JHJ Barker Trophy Review

The JHJ Barker was presented by Mr W.A. Barker in memory of Lt John H.J. Barker, of the East Lancashire Regiment, who fell in action on the Gallipoli Peninsula in August 1915, aged just 22. S. Ogden was the first winner to lift the trophy in 1923 with a net 158 across the two rounds.

Wind on 96 years and Mick Heys found himself with the trophy high above his head but come Saturday it will time to start relinquishing the current crown to winners new…or will it?

The 2019 trophy saw [Sir] Mick storm out in round one with a superlative 64. Described as “phenomenal golf” by three-ball compatriot Jonny Rob, Mick seemed to have sealed the prize there and then with a three shot lead. Second placed Jonny Rob and Michael Murray were a tough test to keep and bay but despite a mini collapse (and heart attack no doubt) of 7 shots off the lead in round 2, Mick held on by a stroke to win his first major.

Roll on one year and much in Mick’s steady game hasn’t changed; another set of wedges, a new Tour Edge Teacup and the same love of Tetleys still has him as player not to be dismissed. His self imposed title of Sir will surely get to Canon status if he can repeat the win.

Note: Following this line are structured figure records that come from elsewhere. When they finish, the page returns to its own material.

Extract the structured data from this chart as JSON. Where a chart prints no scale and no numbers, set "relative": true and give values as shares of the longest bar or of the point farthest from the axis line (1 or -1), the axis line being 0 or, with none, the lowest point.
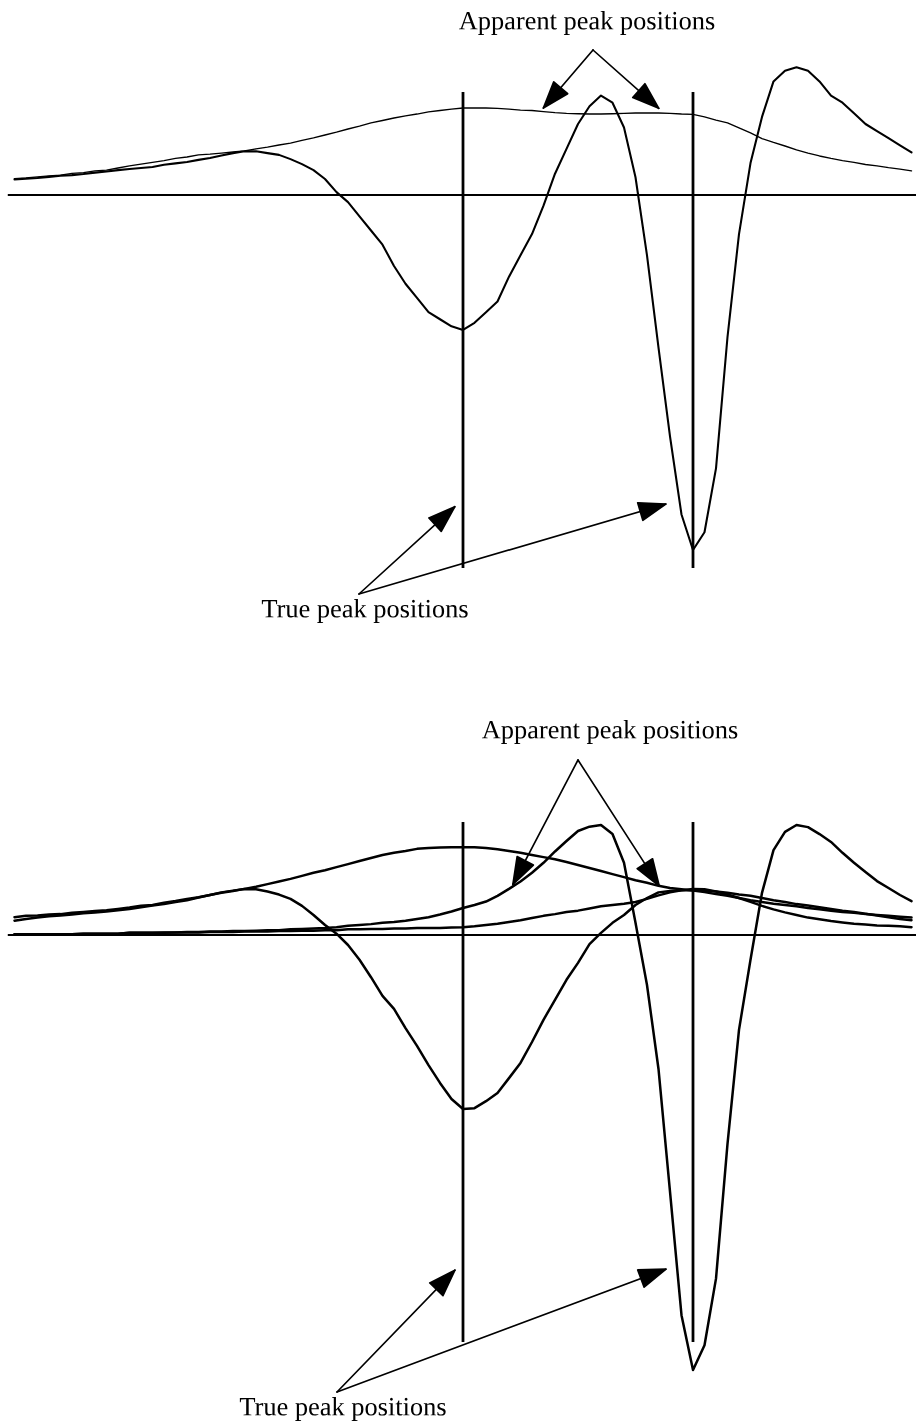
{
  "chart_data": [
    {
      "type": "line",
      "relative": true,
      "categories": [
        null,
        null,
        null,
        null,
        null,
        null,
        null,
        null,
        null,
        null,
        null,
        null,
        null,
        null,
        null,
        null,
        null,
        null,
        null,
        null,
        null,
        null,
        null,
        null,
        null,
        null,
        null,
        null,
        null,
        null,
        null,
        null,
        null,
        null,
        null,
        null,
        null,
        null,
        null,
        null,
        null,
        null,
        null,
        null,
        null,
        null,
        null,
        null,
        null,
        null,
        null,
        null,
        null,
        null,
        null,
        null,
        null,
        null,
        null,
        null,
        null,
        null,
        null,
        null,
        null,
        null,
        null,
        null,
        null,
        null,
        null,
        null,
        null,
        null,
        null,
        null,
        null,
        null,
        null
      ],
      "series": [
        {
          "color": "#000000",
          "values": [
            0.046,
            0.048,
            0.051,
            0.054,
            0.056,
            0.061,
            0.063,
            0.068,
            0.07,
            0.076,
            0.082,
            0.087,
            0.092,
            0.097,
            0.103,
            0.107,
            0.113,
            0.115,
            0.118,
            0.121,
            0.124,
            0.13,
            0.135,
            0.141,
            0.146,
            0.154,
            0.161,
            0.169,
            0.177,
            0.186,
            0.194,
            0.203,
            0.21,
            0.217,
            0.223,
            0.228,
            0.234,
            0.238,
            0.242,
            0.245,
            0.245,
            0.245,
            0.244,
            0.242,
            0.239,
            0.238,
            0.235,
            0.232,
            0.23,
            0.229,
            0.228,
            0.228,
            0.229,
            0.23,
            0.231,
            0.231,
            0.231,
            0.23,
            0.228,
            0.227,
            0.22,
            0.211,
            0.203,
            0.189,
            0.175,
            0.159,
            0.148,
            0.138,
            0.127,
            0.118,
            0.11,
            0.103,
            0.097,
            0.092,
            0.086,
            0.082,
            0.077,
            0.073,
            0.068
          ]
        },
        {
          "color": "#000000",
          "values": [
            0.044,
            0.046,
            0.048,
            0.051,
            0.054,
            0.056,
            0.059,
            0.063,
            0.066,
            0.07,
            0.073,
            0.076,
            0.079,
            0.085,
            0.089,
            0.093,
            0.099,
            0.104,
            0.111,
            0.118,
            0.123,
            0.123,
            0.118,
            0.113,
            0.101,
            0.087,
            0.07,
            0.045,
            0.008,
            -0.02,
            -0.06,
            -0.1,
            -0.14,
            -0.2,
            -0.25,
            -0.29,
            -0.33,
            -0.35,
            -0.37,
            -0.38,
            -0.36,
            -0.33,
            -0.3,
            -0.23,
            -0.17,
            -0.11,
            -0.03,
            0.06,
            0.13,
            0.2,
            0.25,
            0.28,
            0.26,
            0.19,
            0.05,
            -0.17,
            -0.43,
            -0.68,
            -0.9,
            -1.0,
            -0.95,
            -0.77,
            -0.4,
            -0.11,
            0.09,
            0.22,
            0.32,
            0.35,
            0.36,
            0.35,
            0.32,
            0.28,
            0.26,
            0.23,
            0.2,
            0.18,
            0.16,
            0.14,
            0.12
          ]
        }
      ],
      "annotations": [
        "Apparent peak positions",
        "True peak positions"
      ]
    },
    {
      "type": "line",
      "relative": true,
      "categories": [
        null,
        null,
        null,
        null,
        null,
        null,
        null,
        null,
        null,
        null,
        null,
        null,
        null,
        null,
        null,
        null,
        null,
        null,
        null,
        null,
        null,
        null,
        null,
        null,
        null,
        null,
        null,
        null,
        null,
        null,
        null,
        null,
        null,
        null,
        null,
        null,
        null,
        null,
        null,
        null,
        null,
        null,
        null,
        null,
        null,
        null,
        null,
        null,
        null,
        null,
        null,
        null,
        null,
        null,
        null,
        null,
        null,
        null,
        null,
        null,
        null,
        null,
        null,
        null,
        null,
        null,
        null,
        null,
        null,
        null,
        null,
        null,
        null,
        null,
        null,
        null,
        null,
        null,
        null
      ],
      "series": [
        {
          "color": "#000000",
          "values": [
            0.041,
            0.044,
            0.045,
            0.047,
            0.048,
            0.051,
            0.053,
            0.055,
            0.057,
            0.06,
            0.063,
            0.067,
            0.069,
            0.074,
            0.078,
            0.083,
            0.087,
            0.092,
            0.097,
            0.101,
            0.106,
            0.111,
            0.117,
            0.123,
            0.129,
            0.136,
            0.143,
            0.149,
            0.156,
            0.163,
            0.17,
            0.177,
            0.184,
            0.189,
            0.193,
            0.198,
            0.2,
            0.201,
            0.202,
            0.202,
            0.202,
            0.2,
            0.197,
            0.193,
            0.189,
            0.184,
            0.179,
            0.174,
            0.168,
            0.161,
            0.154,
            0.147,
            0.14,
            0.133,
            0.126,
            0.12,
            0.113,
            0.108,
            0.105,
            0.102,
            0.099,
            0.094,
            0.09,
            0.085,
            0.08,
            0.076,
            0.072,
            0.069,
            0.066,
            0.062,
            0.059,
            0.056,
            0.053,
            0.051,
            0.048,
            0.046,
            0.044,
            0.042,
            0.04
          ]
        },
        {
          "color": "#000000",
          "values": [
            0.002,
            0.002,
            0.002,
            0.002,
            0.002,
            0.002,
            0.003,
            0.003,
            0.003,
            0.003,
            0.005,
            0.005,
            0.005,
            0.005,
            0.006,
            0.006,
            0.006,
            0.007,
            0.007,
            0.007,
            0.008,
            0.008,
            0.008,
            0.009,
            0.009,
            0.01,
            0.01,
            0.011,
            0.011,
            0.013,
            0.013,
            0.014,
            0.014,
            0.015,
            0.015,
            0.016,
            0.016,
            0.016,
            0.017,
            0.018,
            0.02,
            0.023,
            0.026,
            0.03,
            0.034,
            0.039,
            0.044,
            0.048,
            0.053,
            0.056,
            0.061,
            0.066,
            0.069,
            0.072,
            0.076,
            0.083,
            0.091,
            0.098,
            0.103,
            0.106,
            0.105,
            0.1,
            0.093,
            0.085,
            0.076,
            0.067,
            0.059,
            0.052,
            0.046,
            0.04,
            0.036,
            0.032,
            0.029,
            0.026,
            0.024,
            0.022,
            0.021,
            0.02,
            0.018
          ]
        },
        {
          "color": "#000000",
          "values": [
            0.033,
            0.037,
            0.04,
            0.043,
            0.045,
            0.047,
            0.05,
            0.052,
            0.054,
            0.057,
            0.06,
            0.064,
            0.068,
            0.071,
            0.076,
            0.08,
            0.086,
            0.092,
            0.098,
            0.102,
            0.106,
            0.105,
            0.1,
            0.093,
            0.083,
            0.067,
            0.046,
            0.023,
            0.003,
            -0.023,
            -0.057,
            -0.097,
            -0.14,
            -0.17,
            -0.214,
            -0.255,
            -0.299,
            -0.34,
            -0.377,
            -0.4,
            -0.398,
            -0.382,
            -0.363,
            -0.329,
            -0.294,
            -0.246,
            -0.195,
            -0.149,
            -0.103,
            -0.064,
            -0.021,
            0.005,
            0.028,
            0.046,
            0.069,
            0.085,
            0.098,
            0.101,
            0.103,
            0.103,
            0.102,
            0.1,
            0.097,
            0.093,
            0.09,
            0.085,
            0.08,
            0.076,
            0.071,
            0.068,
            0.064,
            0.06,
            0.056,
            0.053,
            0.049,
            0.045,
            0.041,
            0.037,
            0.034
          ]
        },
        {
          "color": "#000000",
          "values": [
            0.002,
            0.002,
            0.002,
            0.002,
            0.002,
            0.002,
            0.003,
            0.003,
            0.003,
            0.003,
            0.005,
            0.005,
            0.005,
            0.006,
            0.006,
            0.007,
            0.007,
            0.008,
            0.008,
            0.009,
            0.009,
            0.01,
            0.011,
            0.011,
            0.013,
            0.014,
            0.015,
            0.016,
            0.018,
            0.021,
            0.023,
            0.025,
            0.028,
            0.03,
            0.033,
            0.037,
            0.041,
            0.047,
            0.054,
            0.062,
            0.069,
            0.077,
            0.09,
            0.106,
            0.123,
            0.143,
            0.166,
            0.192,
            0.216,
            0.239,
            0.249,
            0.253,
            0.232,
            0.166,
            0.028,
            -0.115,
            -0.308,
            -0.59,
            -0.874,
            -1.0,
            -0.943,
            -0.79,
            -0.48,
            -0.218,
            -0.057,
            0.097,
            0.195,
            0.237,
            0.253,
            0.248,
            0.232,
            0.214,
            0.189,
            0.166,
            0.145,
            0.124,
            0.108,
            0.092,
            0.078
          ]
        }
      ],
      "annotations": [
        "Apparent peak positions",
        "True peak positions"
      ]
    }
  ]
}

Roll back a season and you’ll find a few less faces at TGC. In a weird, yet wonderful, way the global Covid pandemic has seen our membership fortuitously boosted this year. We have some very talented new members and coming to the fore amongst those are brothers Bobby and Dan Fielden. Bobby has already scooped the Medal 1 prize and with a blend of driving power and iron precision these two are set to contend in competition for some time to come. With a huge backswing Bobby can drive long (veeeeery long) and flicking an 8 iron into the wind within 5ft of the pin on the 5th means there’s some fine iron play in the locker as well. When Dan isn’t doing trick shots by shanking the ball through the white triangle marker on that very same hole, a handicap of 10 sees a golfer with some real precision from tee to green and a calm temperament (on the outside at least) that is needed for a major such as this.

So disregarding the seemingly bare nature of the wins in the Fieldens’ profiles and knowing the steady experience of our current champion, we’re set for part one in a tale of experience. The new wave of members – with maybe a rogue handicap or two out there that John Whitham has not got to yet – are up against the tried and tested at TGC.